Por Kathy Eisenring
Basilea.- Hay cosas que aún siendo evidentes pueden pasar desapercibidas como por ejemplo, el hecho de que mi infancia distaba de poco más de diez años de 1958, es decir, de antes de que tantas cosas cambiaran…y no para bien.
Todavía le quedaba a las fachadas, a las esquinas de mi pueblo las marcas de una vida diferente. Pero sobre todo cierto impacto de armonía, belleza y disfrute que aún se mencionaba, se veía como algo relativamente reciente. Mi pueblo, como tantos en Cuba, tenía muchas casas de madera, puntal alto, un medio punto también de madera y ventanas de dos hojas. Así era la mía antes de la ola de la mampostería en los 80.
Pero también cortinas de Damasco, floreros de cristal de Bohemia, vajillas, maravillosos muebles de caoba y olores de marcas ya míticas como Heno de Pravia o Maja. Collares en cajas de terciopelo, vestidos de seda verde, broches de golondrinas…
Mi abuela venía de ese mundo aunque su infancia fue de pobreza, de aquella de tasajo con boniato… también sus amigas de la misma calle o de otras cercanas vieron, vivieron aquella otra Cuba, por supuesto. Recuerdo particularmente dos casas que visitaba con ella de pequeña. Una era de una culta señora habanera que por alguna razón terminó viviendo en mi pueblo, cerca del ya bastante célebre Hershey, en su portal había un columpio doble de madera y en su casa siempre música clásica. Otra de las amigas de mi abuela tenía dos cuadros enormes que me hipnotizan cada vez que entraba. Los había comprado en Fin de siglo me dijo. No sólo no se parecían a tanto cartel y cuadro de mal gusto que pululaban por doquier, aquello era otro nivel de belleza que sólo muchos años más tarde, cuando ya no existían ni cuadros ni señora, pude identificar y fue un golpe a lo Magdalena de Proust: eran unas postales en una librería suiza y reconocí aquellas imágenes de mi infancia. Eran La primavera y El verano de Mucha.

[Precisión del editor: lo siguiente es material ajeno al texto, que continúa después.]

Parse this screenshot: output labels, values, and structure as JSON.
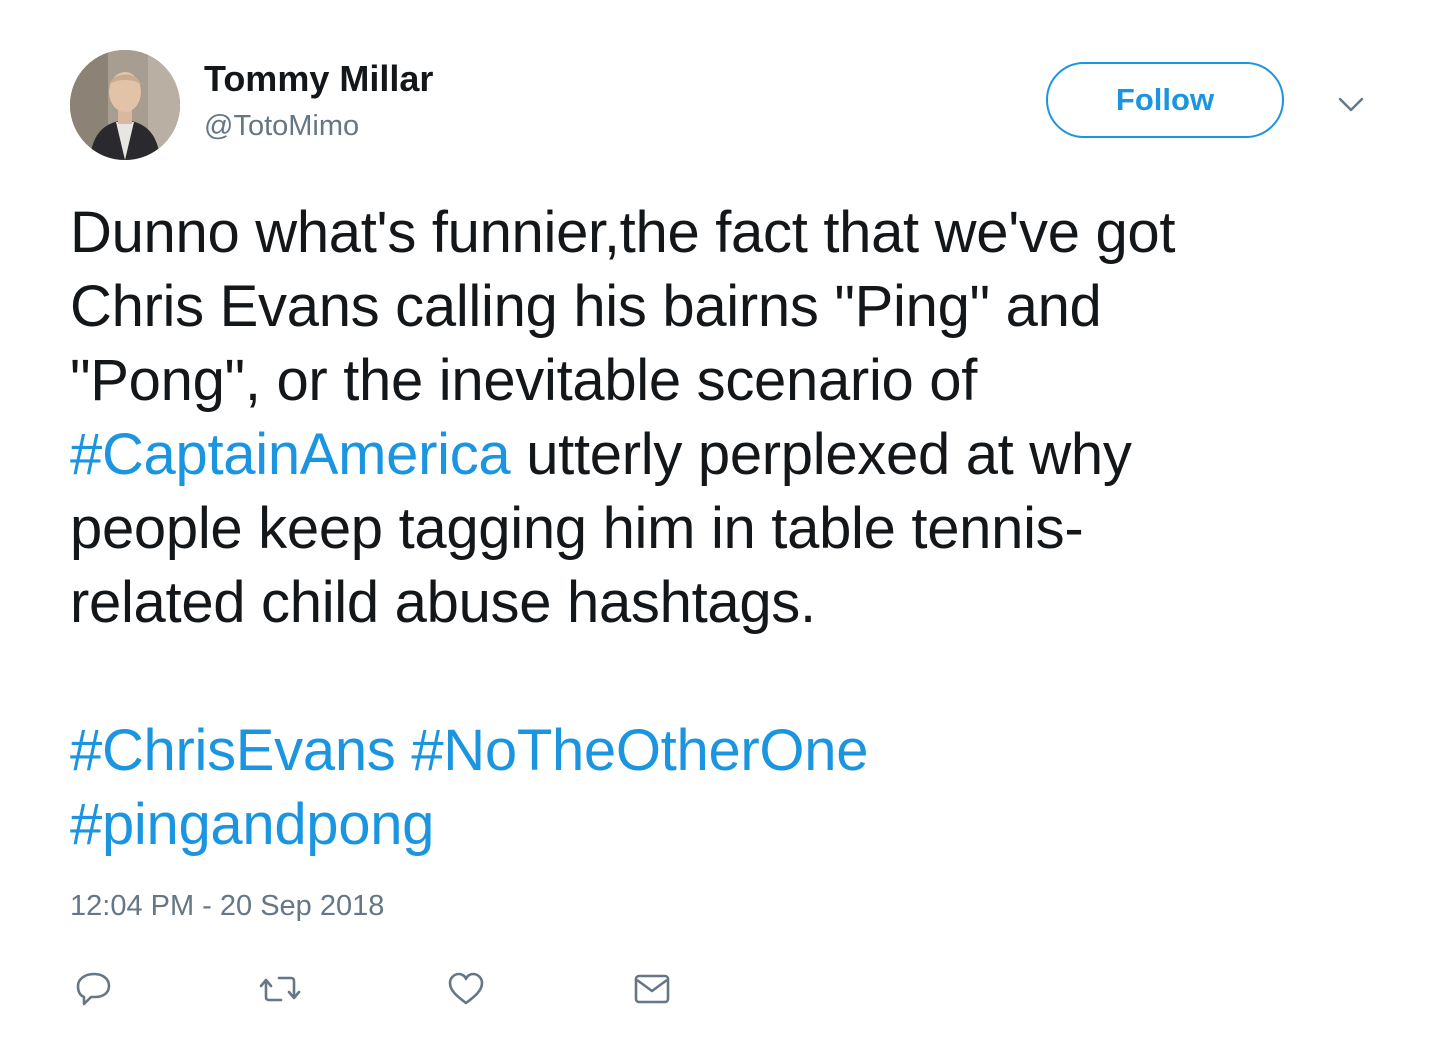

Y sí, hay una razón para contar todo esto. La belleza es un criterio de la verdad, dijo alguien que no recuerdo. Pero también sé que equilibrio, belleza y armonía son caracteres del alma y el alma sólo puede ser libre, sólo puede buscar lo más semejante a ella misma. Sin embargo un país que sustituye todo eso por lo utilitario o peor, que denigra lo que brilla y cava y rompe y devuelve todo descolorido, desencantado y roto…no es un país sano. Todo lo hecho con amor lleva un sello y todo lo hecho mecánica y lamentablemente también lleva una marca, o un aura de oscuridad, de miseria humana…
Acostumbrar a todo un país a esa caída libre, sin derecho a lo que alza, motiva, engrandece, es un acto altamente criminal. No ver la salida hacia esa necesidad humana e indiscutible es demoledor, inhumano y condenable.
He visto en una de esas páginas de venta en Cuba que a veces aparecen en mi muro, una „ vajilla „ de plástico de un color indefinible entre verde y carmelita a 5000 pesos. No atiné a guardar la foto, entre la desagradable sorpresa cotidiana de todo lo que me llega de Cuba, entre tanta desesperanza esa „ vajilla „ ha marcado una pauta…Les dejo esta otra foto a cambio, una vajilla. Sin comillas esta vez.